French scientist (1889–1960)

Paul Fallot (25 June 1889 in Strasbourg - 21 October 1960 in Paris) was a French geologist and paleontologist. Throughout his career the Mediterranean region, and especially Spain, was the focus of his work.

Fallot began his studies in 1908 at the University of Lausanne, under the well known geologist Maurice Lugeon. In 1909 he moved to Grenoble to work at the laboratory of geologist and paleontologist Wilfred Kilian on ammonites of the Balearic Islands. In 1910-1911 he broadens his knowledge of general geology and stratigraphy at the Sorbonne led with Emile Haug.

From 1914 to 1916 he serves in the French army, which earned him the Croix de Guerre, with five honorable mentions, and the Ordre national de la Légion d'honneur Cross.

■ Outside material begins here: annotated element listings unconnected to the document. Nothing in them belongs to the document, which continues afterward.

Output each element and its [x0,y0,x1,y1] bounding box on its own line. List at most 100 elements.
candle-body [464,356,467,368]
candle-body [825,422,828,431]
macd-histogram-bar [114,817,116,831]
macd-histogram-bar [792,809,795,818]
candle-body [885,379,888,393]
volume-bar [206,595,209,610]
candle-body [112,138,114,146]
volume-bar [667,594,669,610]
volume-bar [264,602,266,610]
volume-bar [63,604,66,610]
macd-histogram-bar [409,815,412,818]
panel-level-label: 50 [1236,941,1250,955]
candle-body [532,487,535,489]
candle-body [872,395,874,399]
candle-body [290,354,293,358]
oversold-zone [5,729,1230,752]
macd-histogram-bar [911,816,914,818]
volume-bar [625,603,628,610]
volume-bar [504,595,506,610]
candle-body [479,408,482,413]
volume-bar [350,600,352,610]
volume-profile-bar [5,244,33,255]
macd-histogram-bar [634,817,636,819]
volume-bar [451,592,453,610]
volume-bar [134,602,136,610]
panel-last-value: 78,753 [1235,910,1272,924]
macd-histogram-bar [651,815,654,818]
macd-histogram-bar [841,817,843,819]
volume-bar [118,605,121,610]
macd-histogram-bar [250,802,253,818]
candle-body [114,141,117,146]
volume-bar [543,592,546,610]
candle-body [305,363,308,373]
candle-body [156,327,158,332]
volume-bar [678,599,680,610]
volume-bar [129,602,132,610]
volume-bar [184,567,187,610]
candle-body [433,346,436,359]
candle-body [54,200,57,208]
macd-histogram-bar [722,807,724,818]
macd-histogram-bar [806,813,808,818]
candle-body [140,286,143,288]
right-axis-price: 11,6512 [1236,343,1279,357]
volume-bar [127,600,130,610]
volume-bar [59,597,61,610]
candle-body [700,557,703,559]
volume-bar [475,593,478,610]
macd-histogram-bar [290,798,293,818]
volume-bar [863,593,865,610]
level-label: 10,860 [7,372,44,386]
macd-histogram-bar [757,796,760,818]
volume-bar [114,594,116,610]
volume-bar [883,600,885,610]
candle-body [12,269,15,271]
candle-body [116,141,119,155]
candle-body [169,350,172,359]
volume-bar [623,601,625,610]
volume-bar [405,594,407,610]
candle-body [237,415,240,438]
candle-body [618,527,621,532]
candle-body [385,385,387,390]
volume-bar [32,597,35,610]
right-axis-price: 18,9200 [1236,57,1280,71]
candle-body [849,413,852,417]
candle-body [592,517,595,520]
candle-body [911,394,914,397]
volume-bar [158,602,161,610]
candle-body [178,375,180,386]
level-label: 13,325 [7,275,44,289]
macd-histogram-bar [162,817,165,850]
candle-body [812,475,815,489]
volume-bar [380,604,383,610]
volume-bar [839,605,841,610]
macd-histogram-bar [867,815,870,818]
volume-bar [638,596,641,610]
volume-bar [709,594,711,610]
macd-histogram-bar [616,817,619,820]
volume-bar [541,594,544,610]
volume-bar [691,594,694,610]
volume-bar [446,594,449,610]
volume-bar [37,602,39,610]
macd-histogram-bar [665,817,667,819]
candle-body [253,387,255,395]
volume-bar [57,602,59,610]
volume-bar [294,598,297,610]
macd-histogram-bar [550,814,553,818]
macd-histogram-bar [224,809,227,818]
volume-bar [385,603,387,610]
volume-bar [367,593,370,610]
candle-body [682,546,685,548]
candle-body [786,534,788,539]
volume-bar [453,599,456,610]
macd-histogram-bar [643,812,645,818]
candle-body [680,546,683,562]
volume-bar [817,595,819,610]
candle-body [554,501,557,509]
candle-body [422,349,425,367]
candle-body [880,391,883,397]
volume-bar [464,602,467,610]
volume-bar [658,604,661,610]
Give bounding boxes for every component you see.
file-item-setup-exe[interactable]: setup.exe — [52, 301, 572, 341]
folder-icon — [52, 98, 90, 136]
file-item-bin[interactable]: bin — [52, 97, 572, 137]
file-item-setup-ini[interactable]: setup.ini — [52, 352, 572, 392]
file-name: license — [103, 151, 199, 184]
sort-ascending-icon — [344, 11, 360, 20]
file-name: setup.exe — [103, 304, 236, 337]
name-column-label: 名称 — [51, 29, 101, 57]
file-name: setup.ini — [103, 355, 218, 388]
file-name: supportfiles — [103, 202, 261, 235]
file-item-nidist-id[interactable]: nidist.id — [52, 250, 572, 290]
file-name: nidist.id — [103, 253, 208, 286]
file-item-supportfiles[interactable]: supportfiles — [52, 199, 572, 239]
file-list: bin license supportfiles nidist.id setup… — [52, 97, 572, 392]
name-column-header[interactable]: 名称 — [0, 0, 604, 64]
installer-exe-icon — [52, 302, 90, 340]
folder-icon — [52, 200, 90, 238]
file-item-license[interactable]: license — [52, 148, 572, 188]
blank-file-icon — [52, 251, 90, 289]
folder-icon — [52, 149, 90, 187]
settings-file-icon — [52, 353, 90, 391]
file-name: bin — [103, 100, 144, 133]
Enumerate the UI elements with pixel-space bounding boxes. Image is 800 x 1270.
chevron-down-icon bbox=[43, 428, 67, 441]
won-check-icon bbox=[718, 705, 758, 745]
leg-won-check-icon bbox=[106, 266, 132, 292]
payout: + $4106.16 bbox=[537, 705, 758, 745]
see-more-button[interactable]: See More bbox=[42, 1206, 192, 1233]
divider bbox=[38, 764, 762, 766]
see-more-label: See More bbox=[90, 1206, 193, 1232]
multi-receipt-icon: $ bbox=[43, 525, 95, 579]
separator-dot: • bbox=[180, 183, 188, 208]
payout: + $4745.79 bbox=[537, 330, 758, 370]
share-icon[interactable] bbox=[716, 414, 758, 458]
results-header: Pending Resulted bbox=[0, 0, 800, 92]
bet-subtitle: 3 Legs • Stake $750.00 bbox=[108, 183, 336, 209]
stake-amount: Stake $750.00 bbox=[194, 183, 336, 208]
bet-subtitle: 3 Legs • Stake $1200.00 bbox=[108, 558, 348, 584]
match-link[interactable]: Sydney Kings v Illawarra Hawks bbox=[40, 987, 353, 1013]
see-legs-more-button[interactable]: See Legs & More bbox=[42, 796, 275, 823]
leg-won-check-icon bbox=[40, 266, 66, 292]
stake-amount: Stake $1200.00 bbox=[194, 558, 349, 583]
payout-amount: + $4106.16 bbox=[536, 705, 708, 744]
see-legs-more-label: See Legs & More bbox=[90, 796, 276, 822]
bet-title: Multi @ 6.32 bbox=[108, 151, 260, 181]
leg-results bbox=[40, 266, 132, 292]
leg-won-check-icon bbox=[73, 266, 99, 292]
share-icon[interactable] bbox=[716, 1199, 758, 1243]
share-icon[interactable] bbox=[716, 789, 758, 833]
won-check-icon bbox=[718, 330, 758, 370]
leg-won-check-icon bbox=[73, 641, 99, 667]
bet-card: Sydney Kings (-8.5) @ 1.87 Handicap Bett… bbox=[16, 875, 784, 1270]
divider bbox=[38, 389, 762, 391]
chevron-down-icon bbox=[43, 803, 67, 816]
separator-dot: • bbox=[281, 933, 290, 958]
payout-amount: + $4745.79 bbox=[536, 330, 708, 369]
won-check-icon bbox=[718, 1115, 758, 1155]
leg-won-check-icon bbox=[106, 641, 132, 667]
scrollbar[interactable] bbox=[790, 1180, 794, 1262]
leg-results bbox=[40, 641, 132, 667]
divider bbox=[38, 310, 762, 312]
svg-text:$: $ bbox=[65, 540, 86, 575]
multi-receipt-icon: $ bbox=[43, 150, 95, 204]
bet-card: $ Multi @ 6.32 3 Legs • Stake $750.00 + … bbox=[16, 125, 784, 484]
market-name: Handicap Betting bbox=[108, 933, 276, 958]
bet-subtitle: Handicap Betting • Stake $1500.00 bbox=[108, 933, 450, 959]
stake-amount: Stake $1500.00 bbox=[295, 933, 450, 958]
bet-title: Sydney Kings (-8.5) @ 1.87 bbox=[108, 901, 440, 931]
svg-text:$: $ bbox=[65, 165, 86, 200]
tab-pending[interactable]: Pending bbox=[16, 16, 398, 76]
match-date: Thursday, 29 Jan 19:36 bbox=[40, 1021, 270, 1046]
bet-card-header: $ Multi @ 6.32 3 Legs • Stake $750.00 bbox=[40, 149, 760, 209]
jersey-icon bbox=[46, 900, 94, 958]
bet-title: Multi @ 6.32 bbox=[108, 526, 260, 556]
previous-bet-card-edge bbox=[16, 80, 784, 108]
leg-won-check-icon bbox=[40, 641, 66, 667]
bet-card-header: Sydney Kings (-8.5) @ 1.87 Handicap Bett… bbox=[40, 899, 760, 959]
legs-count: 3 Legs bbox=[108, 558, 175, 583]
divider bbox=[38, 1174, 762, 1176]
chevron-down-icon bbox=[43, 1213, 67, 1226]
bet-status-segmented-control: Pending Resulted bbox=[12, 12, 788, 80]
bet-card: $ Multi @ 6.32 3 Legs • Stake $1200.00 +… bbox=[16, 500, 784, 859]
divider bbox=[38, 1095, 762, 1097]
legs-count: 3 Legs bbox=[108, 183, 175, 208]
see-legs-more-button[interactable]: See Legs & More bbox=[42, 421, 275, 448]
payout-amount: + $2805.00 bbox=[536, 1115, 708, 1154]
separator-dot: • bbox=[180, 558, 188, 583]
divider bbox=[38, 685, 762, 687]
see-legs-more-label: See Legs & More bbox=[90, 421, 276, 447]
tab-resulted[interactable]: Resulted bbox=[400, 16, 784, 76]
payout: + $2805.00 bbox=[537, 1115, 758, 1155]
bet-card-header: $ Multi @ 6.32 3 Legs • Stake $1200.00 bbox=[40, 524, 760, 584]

After the war, Fallot was employed by his former teacher Kilian in Grenoble and continued his work in Mallorca. His "Geological Etude de la Sierra de Majorque" appears in 1922. The next year Paul Fallot was appointed director of the Institute of Applied Geology in Nancy, a position he keeps the next 14 years. With staff and students he worked in the Jura, but his main work he performed in the Betic ranges of southern Spain and the Rif Mountains of North Africa. In 1931 the Academy of Sciences grants Fallot the Grand Prix des Sciences physiques.

His appointment in 1937 as professor of Geology of the Mediterranean at the Collège de France, seemed the opportunity to scale up his work on the tectonics of the entire area with a team of specialists, but the outbreak of World War II hindered this. During the war he stayed in Paris, prepared publications of the Geological Service of Morocco, proposes a comprehensive document together on the geology of subbetische chains and analyzes the layers of the Triassic of Algeria.

In 1948 Paul Fallot was appointed as member of the Académie des Sciences. Fallot was also one of the foreign members of the Royal Netherlands Academy of Arts and Sciences since May 1960. The Lower Cambrian trilobite genus Fallotaspis was named in his honour.